Crowdstrike Falcon Endpoint for Security Incident - API Rate Limit being crossed

Community Alums
Not applicable

We are trying to integrate ServiceNow with Crowdstrike Falcon Endpoint for Security Incident but integration  gets disabled each day or so. Integration works for sometime but then it fails. In logs we are receiving error that Rate Limit has increased.

 

We raised a case with Crowdstrike as plugin is supported by them. Their answer was that all ServiceNow customers connecting through this plugin is striking  same CrowdStrike endpoint hence API RATE Limit is being crossed. They suggested us to use Mid Server for API Call.

 

This seems  ridiculous design to me but anyway we  configured OAuth authentication to go through Mid Server but I do not think there is any way to send actual REST API calls (to get Detections/Incidents/Behaviors) through Mid Server. Our customer contends that ServiceNow must send all API Calls through Mid Server for this integration to work. Please correct me , If my udnerstanding is wrong

 

My thinking is that CrowdStrike being major player on Security Scan side and ServiceNow being major player on Ticketing side, There would  be many customers who use this integration and might have faced this issue.
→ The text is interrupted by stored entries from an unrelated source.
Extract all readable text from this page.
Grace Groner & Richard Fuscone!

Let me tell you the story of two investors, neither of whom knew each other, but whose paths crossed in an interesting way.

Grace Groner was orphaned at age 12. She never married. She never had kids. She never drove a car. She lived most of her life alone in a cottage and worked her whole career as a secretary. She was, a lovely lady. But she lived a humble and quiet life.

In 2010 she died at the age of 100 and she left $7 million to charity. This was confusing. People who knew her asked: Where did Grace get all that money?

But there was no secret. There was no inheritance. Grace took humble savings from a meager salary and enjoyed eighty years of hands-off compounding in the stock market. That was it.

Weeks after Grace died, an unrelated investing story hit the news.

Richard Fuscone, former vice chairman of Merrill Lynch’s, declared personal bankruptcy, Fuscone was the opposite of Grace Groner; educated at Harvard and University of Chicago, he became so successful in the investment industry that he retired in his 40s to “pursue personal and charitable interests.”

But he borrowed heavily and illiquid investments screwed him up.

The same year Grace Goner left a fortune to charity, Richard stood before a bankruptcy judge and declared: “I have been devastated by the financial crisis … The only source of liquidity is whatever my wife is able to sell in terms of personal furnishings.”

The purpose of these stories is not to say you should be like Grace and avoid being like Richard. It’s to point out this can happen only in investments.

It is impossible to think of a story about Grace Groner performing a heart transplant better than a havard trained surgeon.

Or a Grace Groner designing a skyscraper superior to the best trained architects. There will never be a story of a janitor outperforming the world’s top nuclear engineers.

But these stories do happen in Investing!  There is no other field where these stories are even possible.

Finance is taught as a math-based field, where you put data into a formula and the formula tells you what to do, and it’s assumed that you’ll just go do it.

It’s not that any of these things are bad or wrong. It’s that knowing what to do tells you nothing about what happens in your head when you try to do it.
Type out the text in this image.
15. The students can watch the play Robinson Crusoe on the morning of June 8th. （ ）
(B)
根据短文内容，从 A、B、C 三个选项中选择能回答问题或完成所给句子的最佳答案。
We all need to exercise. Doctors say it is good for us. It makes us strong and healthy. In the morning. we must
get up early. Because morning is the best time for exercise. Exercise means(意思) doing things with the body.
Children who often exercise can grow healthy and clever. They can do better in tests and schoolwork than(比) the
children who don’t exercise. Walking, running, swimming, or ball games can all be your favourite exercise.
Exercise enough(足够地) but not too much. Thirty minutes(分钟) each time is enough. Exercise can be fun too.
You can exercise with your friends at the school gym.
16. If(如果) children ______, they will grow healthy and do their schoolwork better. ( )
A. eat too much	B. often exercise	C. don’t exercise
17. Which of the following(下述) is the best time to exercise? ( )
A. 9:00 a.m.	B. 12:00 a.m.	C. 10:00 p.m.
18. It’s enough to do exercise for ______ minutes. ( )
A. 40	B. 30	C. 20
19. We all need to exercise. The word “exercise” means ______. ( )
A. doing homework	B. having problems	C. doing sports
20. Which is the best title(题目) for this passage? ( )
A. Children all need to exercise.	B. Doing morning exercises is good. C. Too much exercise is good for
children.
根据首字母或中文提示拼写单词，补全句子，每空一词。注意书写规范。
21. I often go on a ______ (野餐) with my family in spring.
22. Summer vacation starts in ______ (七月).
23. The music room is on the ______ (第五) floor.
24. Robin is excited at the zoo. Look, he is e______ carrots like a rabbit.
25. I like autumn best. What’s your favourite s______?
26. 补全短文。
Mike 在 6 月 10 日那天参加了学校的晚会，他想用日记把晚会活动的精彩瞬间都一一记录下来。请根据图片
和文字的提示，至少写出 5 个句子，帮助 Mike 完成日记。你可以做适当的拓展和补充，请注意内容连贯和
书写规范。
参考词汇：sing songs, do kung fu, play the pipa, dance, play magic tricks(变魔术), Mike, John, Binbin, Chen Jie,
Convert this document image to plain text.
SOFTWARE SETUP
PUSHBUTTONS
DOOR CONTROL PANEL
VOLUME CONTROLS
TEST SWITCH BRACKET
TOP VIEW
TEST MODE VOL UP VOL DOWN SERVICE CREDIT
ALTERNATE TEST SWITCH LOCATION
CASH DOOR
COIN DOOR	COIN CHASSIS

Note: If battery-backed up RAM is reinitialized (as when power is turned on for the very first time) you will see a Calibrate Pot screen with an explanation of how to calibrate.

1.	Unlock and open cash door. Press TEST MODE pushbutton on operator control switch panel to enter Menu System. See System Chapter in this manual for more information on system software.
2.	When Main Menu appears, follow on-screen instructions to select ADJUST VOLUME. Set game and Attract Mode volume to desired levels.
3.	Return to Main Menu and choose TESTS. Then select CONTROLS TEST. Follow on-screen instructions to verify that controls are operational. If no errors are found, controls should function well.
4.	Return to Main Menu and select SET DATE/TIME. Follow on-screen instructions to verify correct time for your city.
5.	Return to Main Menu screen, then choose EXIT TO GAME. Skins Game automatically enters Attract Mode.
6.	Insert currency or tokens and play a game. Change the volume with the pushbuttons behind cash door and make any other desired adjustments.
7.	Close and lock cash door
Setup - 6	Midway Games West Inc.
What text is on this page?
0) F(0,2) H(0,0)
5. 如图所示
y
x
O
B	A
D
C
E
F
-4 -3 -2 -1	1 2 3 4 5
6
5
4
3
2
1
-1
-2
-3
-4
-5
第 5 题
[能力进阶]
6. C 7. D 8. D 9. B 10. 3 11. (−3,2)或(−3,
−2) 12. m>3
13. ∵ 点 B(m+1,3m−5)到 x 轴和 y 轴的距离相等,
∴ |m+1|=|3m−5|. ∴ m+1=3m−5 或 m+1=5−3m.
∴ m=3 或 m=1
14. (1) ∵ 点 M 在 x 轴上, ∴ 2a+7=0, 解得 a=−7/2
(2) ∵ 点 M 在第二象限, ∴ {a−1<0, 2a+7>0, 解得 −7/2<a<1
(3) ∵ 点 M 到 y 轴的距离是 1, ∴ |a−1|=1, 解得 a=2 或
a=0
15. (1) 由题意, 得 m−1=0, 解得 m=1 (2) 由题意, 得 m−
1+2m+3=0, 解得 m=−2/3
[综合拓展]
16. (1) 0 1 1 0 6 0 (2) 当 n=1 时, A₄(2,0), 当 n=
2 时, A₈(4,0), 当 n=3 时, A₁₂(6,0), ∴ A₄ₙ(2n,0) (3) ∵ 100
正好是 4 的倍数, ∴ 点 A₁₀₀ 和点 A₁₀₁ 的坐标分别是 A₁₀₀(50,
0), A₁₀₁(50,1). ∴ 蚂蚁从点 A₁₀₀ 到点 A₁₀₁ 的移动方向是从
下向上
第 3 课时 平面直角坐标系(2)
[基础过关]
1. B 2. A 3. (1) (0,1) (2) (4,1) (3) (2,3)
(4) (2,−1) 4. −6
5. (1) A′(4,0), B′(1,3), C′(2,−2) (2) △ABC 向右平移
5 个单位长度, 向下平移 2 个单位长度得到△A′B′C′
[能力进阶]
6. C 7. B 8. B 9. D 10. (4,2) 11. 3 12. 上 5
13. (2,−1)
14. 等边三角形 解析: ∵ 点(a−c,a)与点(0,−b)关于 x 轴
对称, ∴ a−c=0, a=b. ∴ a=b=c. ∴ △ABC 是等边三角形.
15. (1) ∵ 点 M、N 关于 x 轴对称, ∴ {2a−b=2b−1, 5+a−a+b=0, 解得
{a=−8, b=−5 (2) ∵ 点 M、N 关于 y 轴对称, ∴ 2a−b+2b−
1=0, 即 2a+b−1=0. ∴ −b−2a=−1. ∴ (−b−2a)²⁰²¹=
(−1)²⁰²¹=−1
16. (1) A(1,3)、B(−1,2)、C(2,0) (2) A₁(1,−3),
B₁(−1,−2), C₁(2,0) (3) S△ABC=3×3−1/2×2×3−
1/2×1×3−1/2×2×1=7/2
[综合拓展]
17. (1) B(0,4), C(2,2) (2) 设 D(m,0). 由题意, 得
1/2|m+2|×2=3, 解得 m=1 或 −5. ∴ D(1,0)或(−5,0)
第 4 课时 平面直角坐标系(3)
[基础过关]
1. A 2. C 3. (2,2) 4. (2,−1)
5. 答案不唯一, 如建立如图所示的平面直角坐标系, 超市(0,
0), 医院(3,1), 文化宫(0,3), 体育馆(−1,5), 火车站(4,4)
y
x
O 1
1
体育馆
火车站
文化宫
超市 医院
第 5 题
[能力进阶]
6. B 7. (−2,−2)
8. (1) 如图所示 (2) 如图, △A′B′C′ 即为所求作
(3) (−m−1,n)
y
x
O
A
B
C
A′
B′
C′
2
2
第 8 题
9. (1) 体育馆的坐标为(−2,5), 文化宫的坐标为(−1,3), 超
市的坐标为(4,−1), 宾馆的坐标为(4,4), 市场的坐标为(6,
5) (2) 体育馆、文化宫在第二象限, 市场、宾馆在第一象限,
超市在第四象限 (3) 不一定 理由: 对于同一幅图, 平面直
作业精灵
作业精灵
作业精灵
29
Is there anyone who can help me in solving this puzzle ? 

7 REPLIES 7

vilmarsteur
Tera Contributor

@Community Alums 

Thank you for posting this question, we are also contemplating to use this integration. Is the issue solved in mean time? 

 

Milindsecops
Tera Contributor

Just adding:
We had our issue resolved- CS team had pushed a updated version around Mid of May , which includes to disable the connection timeout logic - which i believe was the issue from the start within our environment.

Same problem here, I use mid server and it is ok. After installing that mentioned update I had to reconfigure all application to correct endpoints from api.crowd to our api.eu-1. because it didnt reflected. Looks ok now.